Dr. Kyle is a Professor of Medicine, Laboratory Medicine, and Pathology at Mayo Clinic and has been an ASCO member since 1968. An internationally recognized expert in hematologic malignancies, he was the first to describe monoclonal gammopathy of undetermined significance and smoldering multiple myeloma. In 2007, Dr. Kyle was presented with the David A. Karnofsky Memorial Award, ASCO’s highest scientific honor.

References

1. Kyle RA, Remstein ED, Therneau TM, et al. N Engl J Med. 2007;356:2582-90.
2. Kyle RA, Therneau TM, Rajkumar SV, et al. N Engl J Med. 2006;354:1362-9.

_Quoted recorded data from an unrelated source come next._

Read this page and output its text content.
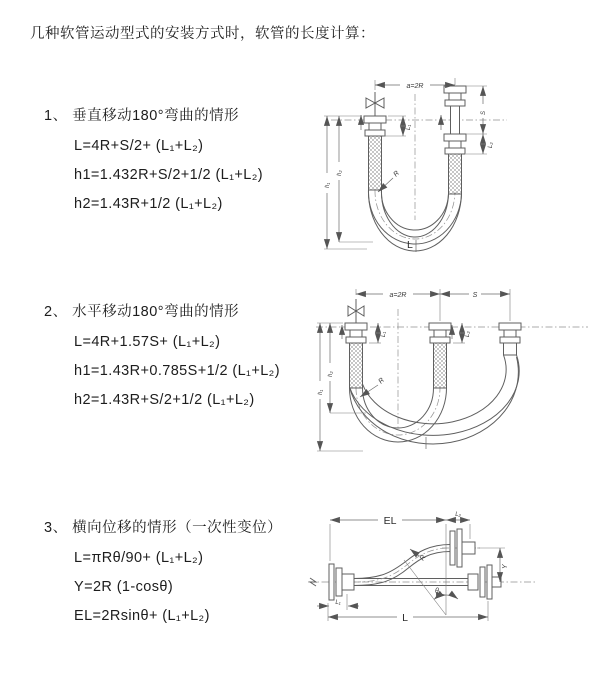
几种软管运动型式的安装方式时，软管的长度计算：
1、 垂直移动180°弯曲的情形
L=4R+S/2+ (L₁+L₂)
h1=1.432R+S/2+1/2 (L₁+L₂)
h2=1.43R+1/2 (L₁+L₂)
2、 水平移动180°弯曲的情形
L=4R+1.57S+ (L₁+L₂)
h1=1.43R+0.785S+1/2 (L₁+L₂)
h2=1.43R+S/2+1/2 (L₁+L₂)
3、 横向位移的情形（一次性变位）
L=πRθ/90+ (L₁+L₂)
Y=2R (1-cosθ)
EL=2Rsinθ+ (L₁+L₂)
a=2R
L₁
h₁
h₂
S
L₂
R
L
a=2R	S
L₁	L₂
h₁
h₂
R
EL	L₂
Y
θ
R
L₁
L
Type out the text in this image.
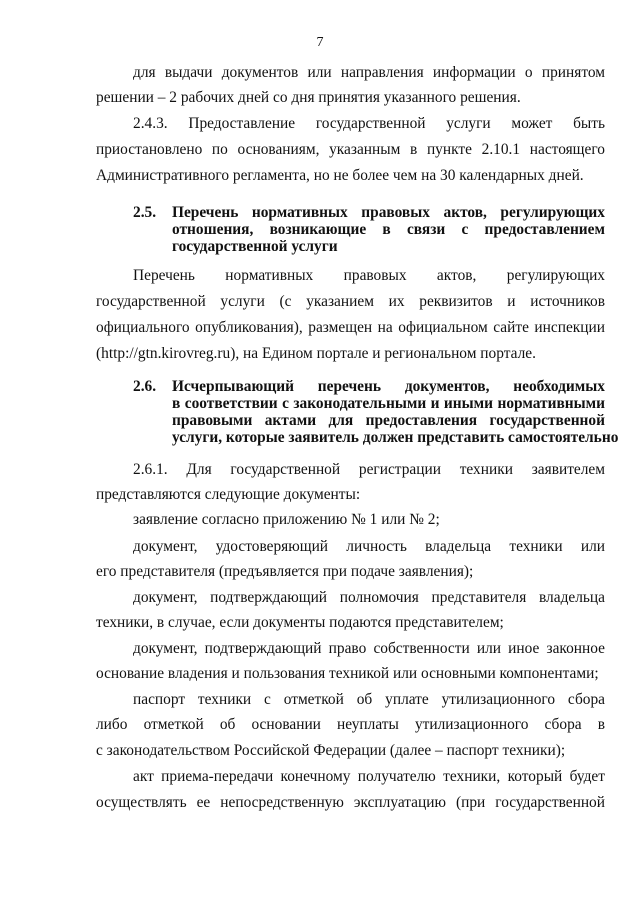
7
для выдачи документов или направления информации о принятом
решении – 2 рабочих дней со дня принятия указанного решения.
2.4.3. Предоставление государственной услуги может быть
приостановлено по основаниям, указанным в пункте 2.10.1 настоящего
Административного регламента, но не более чем на 30 календарных дней.
2.5. Перечень нормативных правовых актов, регулирующих
отношения, возникающие в связи с предоставлением
государственной услуги
Перечень нормативных правовых актов, регулирующих
государственной услуги (с указанием их реквизитов и источников
официального опубликования), размещен на официальном сайте инспекции
(http://gtn.kirovreg.ru), на Едином портале и региональном портале.
2.6. Исчерпывающий перечень документов, необходимых
в соответствии с законодательными и иными нормативными
правовыми актами для предоставления государственной
услуги, которые заявитель должен представить самостоятельно
2.6.1. Для государственной регистрации техники заявителем
представляются следующие документы:
заявление согласно приложению № 1 или № 2;
документ, удостоверяющий личность владельца техники или
его представителя (предъявляется при подаче заявления);
документ, подтверждающий полномочия представителя владельца
техники, в случае, если документы подаются представителем;
документ, подтверждающий право собственности или иное законное
основание владения и пользования техникой или основными компонентами;
паспорт техники с отметкой об уплате утилизационного сбора
либо отметкой об основании неуплаты утилизационного сбора в
с законодательством Российской Федерации (далее – паспорт техники);
акт приема-передачи конечному получателю техники, который будет
осуществлять ее непосредственную эксплуатацию (при государственной
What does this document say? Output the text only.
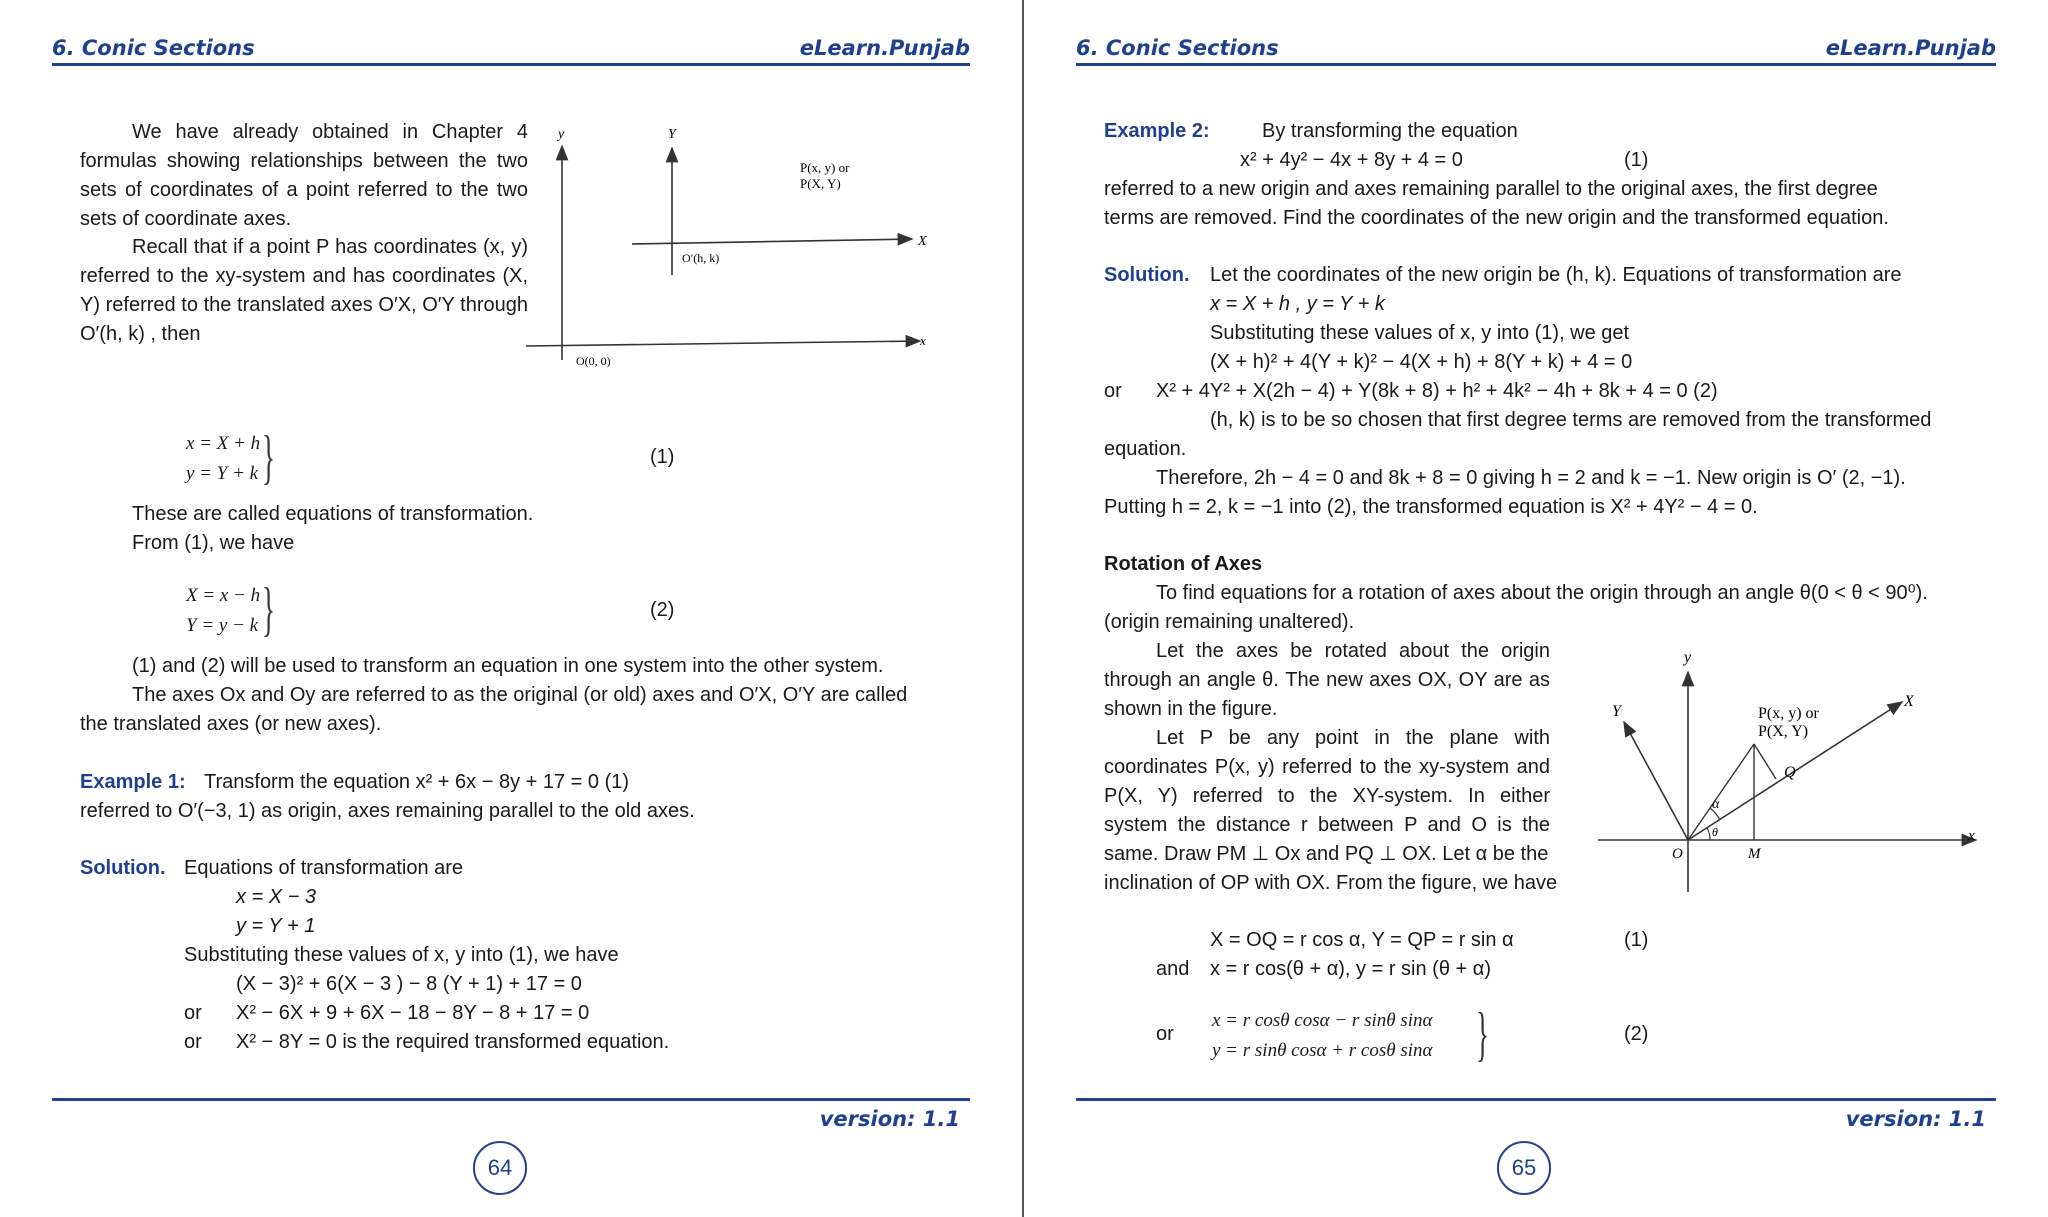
6. Conic Sections	eLearn.Punjab
We have already obtained in Chapter 4 formulas showing relationships between the two sets of coordinates of a point referred to the two sets of coordinate axes.
Recall that if a point P has coordinates (x, y) referred to the xy-system and has coordinates (X, Y) referred to the translated axes O′X, O′Y through O′(h, k) , then
y	Y
X
x
P(x, y) or
P(X, Y)
O′(h, k)
O(0, 0)
x = X + h
y = Y + k }	(1)
These are called equations of transformation.
From (1), we have
X = x − h
Y = y − k }	(2)
(1) and (2) will be used to transform an equation in one system into the other system.
The axes Ox and Oy are referred to as the original (or old) axes and O′X, O′Y are called
the translated axes (or new axes).
Example 1: Transform the equation x² + 6x − 8y + 17 = 0 (1)
referred to O′(−3, 1) as origin, axes remaining parallel to the old axes.
Solution. Equations of transformation are
x = X − 3
y = Y + 1
Substituting these values of x, y into (1), we have
(X − 3)² + 6(X − 3 ) − 8 (Y + 1) + 17 = 0
or X² − 6X + 9 + 6X − 18 − 8Y − 8 + 17 = 0
or X² − 8Y = 0 is the required transformed equation.
version: 1.1
64
6. Conic Sections	eLearn.Punjab
Example 2:	By transforming the equation
x² + 4y² − 4x + 8y + 4 = 0	(1)
referred to a new origin and axes remaining parallel to the original axes, the first degree
terms are removed. Find the coordinates of the new origin and the transformed equation.
Solution. Let the coordinates of the new origin be (h, k). Equations of transformation are
x = X + h , y = Y + k
Substituting these values of x, y into (1), we get
(X + h)² + 4(Y + k)² − 4(X + h) + 8(Y + k) + 4 = 0
or X² + 4Y² + X(2h − 4) + Y(8k + 8) + h² + 4k² − 4h + 8k + 4 = 0 (2)
(h, k) is to be so chosen that first degree terms are removed from the transformed
equation.
Therefore, 2h − 4 = 0 and 8k + 8 = 0 giving h = 2 and k = −1. New origin is O′ (2, −1).
Putting h = 2, k = −1 into (2), the transformed equation is X² + 4Y² − 4 = 0.
Rotation of Axes
To find equations for a rotation of axes about the origin through an angle θ(0 < θ < 90⁰).
(origin remaining unaltered).
Let the axes be rotated about the origin through an angle θ. The new axes OX, OY are as shown in the figure.
Let P be any point in the plane with coordinates P(x, y) referred to the xy-system and P(X, Y) referred to the XY-system. In either system the distance r between P and O is the same. Draw PM ⊥ Ox and PQ ⊥ OX. Let α be the
inclination of OP with OX. From the figure, we have
y
Y
X
x
P(x, y) or
P(X, Y)
Q
α
θ
O	M
X = OQ = r cos α, Y = QP = r sin α	(1)
and x = r cos(θ + α), y = r sin (θ + α)
or
x = r cosθ cosα − r sinθ sinα
y = r sinθ cosα + r cosθ sinα }	(2)
version: 1.1
65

3. Cohen HJ, Crawford J, Rao MK, et al. Am J Med. 1998;104:439-44. [Erratum. Am J Med. 1998;105:362.]
4. Landgren O, Gridley G, Turesson I, et al. Blood. 2006;107:904-6.
5. Landgren O, Katzmann JA, Hsing AW, et al. Mayo Clin Proc. 2007;82:1468-73.
6. Iwanaga M, Tagawa M, Tsukasaki K, et al. Mayo Clin Proc. 2007;82:1474-9.
7. Landgren O, Kyle RA, Pfeiffer RM, et al. Blood. 2009;113:5412-7.
8. Rajkumar SV, Kyle RA, Therneau TM, et al. Blood. 2005;106:812-7.
9. Kyle RA, Therneau TM, Rajkumar SV, et al. Mayo Clinic Proc. 2004;79:859-66.
10. Dispenzieri A, Kyle RA, Katzmann JA, et al. Blood. 2008;111:785-9.
11. Rosiñol L, Bladé J, Esteve J, et al. Br J Haematol. 2003;123:631-6.
12. Detweiler-Short K, Hayman S, Gertz MA, et al. Am J Hematol.2010;85:737-40.
13. Mateos M-V, López-Corral L, Hernández M, e tal. Smoldering Multiple Myeloma (SMM) At High-Risk of Progression to Symptomatic Disease: A Phase III, Randomized, Multicenter Trial Based On Lenalidomide-Dexamethasone (Len-Dex) As Induction Therapy Followed by Maintenance Therapy with Len Alone Vs No Treatment. ASH Annual Meeting Abstracts. 2011;Abst 991.